I have always been a perfectionist. It is both a gift and a curse. On one hand, my high ambitions and expectations for myself have led me to excel in many areas throughout my life. On the other hand, I can become overwhelmingly distressed and discouraged when I miss the mark. So the question is, can you be a perfectionist and a mother?

If I had things my way my husband would come home to a sparkling clean house, a delicious gourmet dinner coming out of the oven right as he walked through the door, and a beautifully in-shape wife wearing a cute outfit and a bright smile. When it was just the two of us, I got pretty close. But here is reality now: my husband comes home to a house with dirty dishes in the sink and baby things strewn all around the front room; dinner ends up being something quick and easy, and half the time he ends up making it; I greet him in my pajamas (unless I had to go out for some reason) and a tired smile. But the baby needs my attention all day, and her naps just aren’t sufficient time for me to do everything I would like. When she’s awake, she wants to cuddle, or at least have a silly face contest with Mommy. And she always wakes up if I try to move her after she has fallen asleep. So if I can’t get her to fall asleep without my holding her, my best option is a baby sling, which lets me do some things, but not everything I would like to get done.

It has been a struggle not to become discouraged by falling so short of my idea of a perfect wife and mother. But having lost our first son to SIDS, I want to make sure that I am always there for my daughter when she needs me. And most of the time, this means sacrificing a perfectly clean house and an expertly crafted meal. There will always be dishes to wash and laundry to fold; there will always be dinner to make and serve. But she is only going to grow up once, and I don’t want to miss out on any of it because I was too busy trying to take care of things that are ultimately less important.

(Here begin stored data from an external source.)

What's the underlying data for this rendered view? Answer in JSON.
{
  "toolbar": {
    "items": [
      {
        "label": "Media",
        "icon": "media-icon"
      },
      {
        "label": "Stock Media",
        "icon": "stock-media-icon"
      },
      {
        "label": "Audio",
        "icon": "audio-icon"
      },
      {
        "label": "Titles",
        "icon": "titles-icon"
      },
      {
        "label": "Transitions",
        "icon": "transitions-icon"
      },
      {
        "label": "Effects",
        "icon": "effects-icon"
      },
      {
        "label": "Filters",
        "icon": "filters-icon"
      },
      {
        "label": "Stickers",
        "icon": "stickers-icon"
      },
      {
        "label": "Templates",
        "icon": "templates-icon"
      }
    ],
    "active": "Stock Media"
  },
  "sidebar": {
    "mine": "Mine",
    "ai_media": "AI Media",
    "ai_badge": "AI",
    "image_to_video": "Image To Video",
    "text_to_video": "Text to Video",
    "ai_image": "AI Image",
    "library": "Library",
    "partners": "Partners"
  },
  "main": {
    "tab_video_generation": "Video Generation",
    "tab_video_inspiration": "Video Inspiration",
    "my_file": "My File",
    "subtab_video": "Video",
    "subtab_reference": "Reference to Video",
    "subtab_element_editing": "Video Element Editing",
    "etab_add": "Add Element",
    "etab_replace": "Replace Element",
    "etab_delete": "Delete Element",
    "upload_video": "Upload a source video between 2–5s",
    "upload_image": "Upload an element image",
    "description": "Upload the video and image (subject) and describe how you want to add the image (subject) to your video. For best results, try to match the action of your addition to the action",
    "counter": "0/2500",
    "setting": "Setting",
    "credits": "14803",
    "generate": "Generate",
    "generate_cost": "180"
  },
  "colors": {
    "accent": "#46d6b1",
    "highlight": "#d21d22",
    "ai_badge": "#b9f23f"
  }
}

But I am still a perfectionist at heart. So how do I balance that with motherhood? It’s very simple. Actually, I just had to realize that a perfect mother is not a maid or chef. A perfect mother is there for her child, no matter what. And as long as the house is tidy enough, and as long as I get dinner on the table soon enough, that’s all that matters. My children will always know that I love them and put them first in my life. And if they know this, I will have succeeded at becoming the perfect mother.